Primary Elections: May 22nd, 2018

Runoff: July 24th, 2018

General Elections: November 6th, 2018

After eight years, Republican Governor Nathan Deal will leave office due to term limits. Deal was elected to the House of Representatives as a Democrat in 1992, before switching to the Republican party in 1995. His change reflects the Peach State’s 20-year shift from Democratic to Republican control. Since 2005, the Republicans have held the offices of Governor, Attorney General, and Secretary of State. Yet in recent years, the pendulum has begun to swing back towards Democrats as Georgia’s demographic favors liberals, indicated by the Democrats’ strong performance during a 2017 special election to replace the congressional seat vacated by Republican Tom Price.

Two state legislators, Stacey Abrams and Stacey Evans, have entered the race for the Democratic nomination. Both women have legal backgrounds with similar liberal policy prescriptions, but appeal to two different electorates. Stacey Evans has represented a suburban Atlanta district in the State House since 2011. She’s championed education initiatives like the state’s HOPE Scholarship program, which offers education opportunities to high school graduates with low income. Evans hopes to expand the program while making college more affordable for students. As a white woman, she’s recounted her struggles growing up in poverty in rural Georgia before earning a HOPE scholarship. Evans’ campaign aims to attract rural and suburban Democrats, while state donors and endorsements have fueled her campaign.

Stacey Abrams is an African-American woman who led Democrats in the Georgia House where she served from 2007 to 2017. A Spelman graduate with a law degree from Yale, Abrams was a romance novelist and a Deputy City Attorney for Atlanta at age 29. Her platform advocates for improved access to childhood education and healthcare, while increasing the state’s minimum wage. So far, Abrams has attracted a big endorsement from Rep. John Lewis, as well as a host of national liberal groups, including MoveOn, Democracy for America, and the Working Families Party. Abrams will likely aim to expand the urban electorate in Georgia, where more than 1 million black voters did not cast ballots in the 2014 gubernatorial race.

According to a March Mason-Dixon Poll of 500 likely Democratic voters, Abrams has 29 percent support, while Evans has 17 percent. Fifty-four percent remain undecided.

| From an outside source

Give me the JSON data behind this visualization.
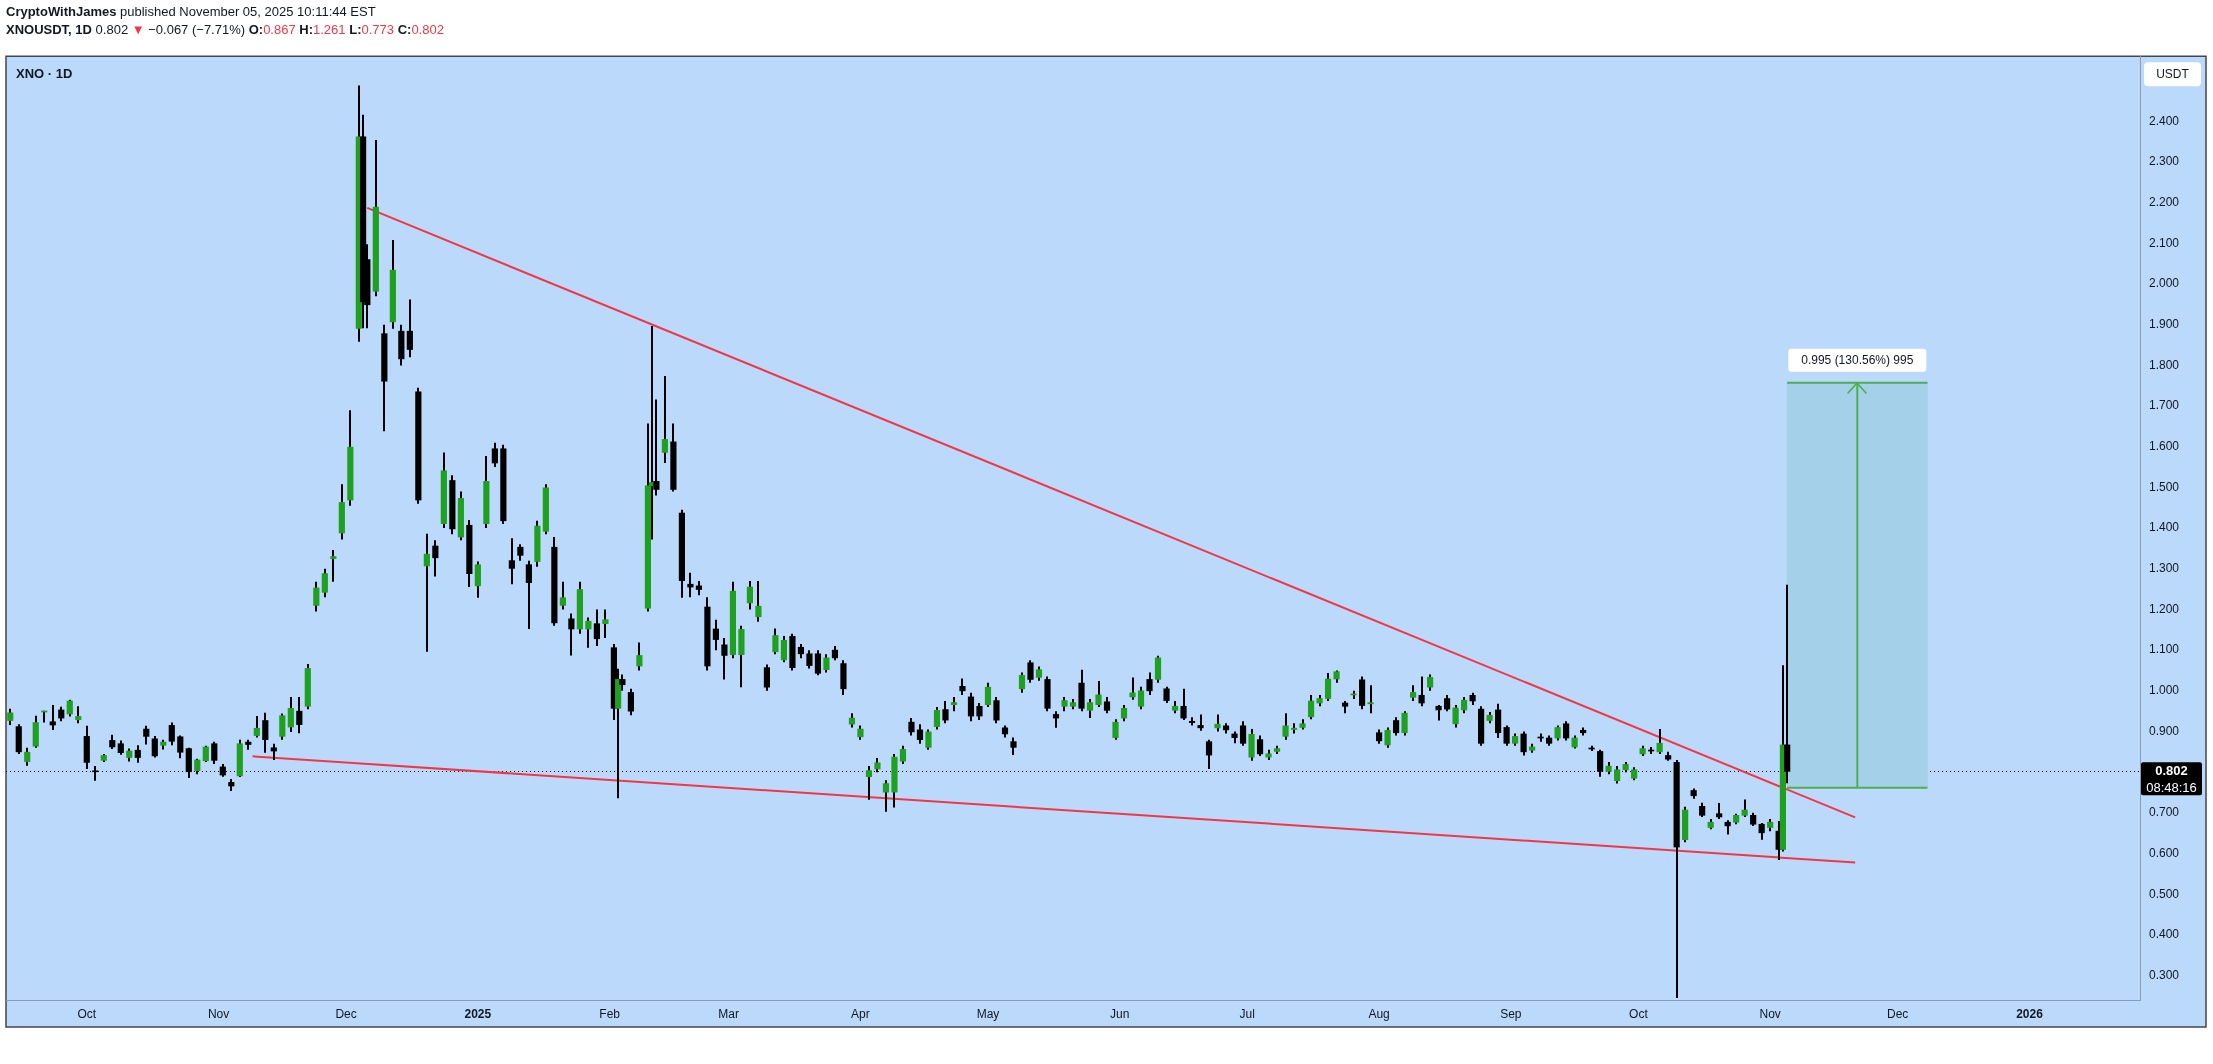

GA_Lt_governor_Casey Cagle.jpg
Lt. Gov Cagle

In the GOP, Lieutenant Governor Casey Cagle has emerged as the likely nomination, raising more than $7 million in campaign funding. According to a Landmark/RosettaStone poll from October 2017, Cagle earned 35 percent support from likely Republican voters (among 800 polled). However, more than 44 percent had not decided. Cagle has strong relationships with the state’s GOP establishment and its political action committees, giving him a significant leg-up in campaign funding. He grabbed national headlines in late February after calling out Delta—an Atlanta-based   corporation—on social media to restore a discount to NRA members, otherwise the state would pull a $50 million sales-tax exemption on jet fuel.

Hunter Hill, a state senator from the northern Atlanta suburbs, took 9 percent in the poll. A former West Point graduate who served in Iraq and Afghanistan, he’s been in the State Senate since 2012. He’s raised roughly $2.2 million.

Meanwhile, Georgia Secretary of State Brian Kemp had 7 percent. Kemp has $2.1 million on hand and will likely try to appeal to rural voters. Kemp served in the Georgia Senate from 2002 to 2006, before winning the Secretary of State race in 2010 and again in 2014.

The Cook Political Report has categorized the race as safely Republican and Inside Elections has called it likely Republican.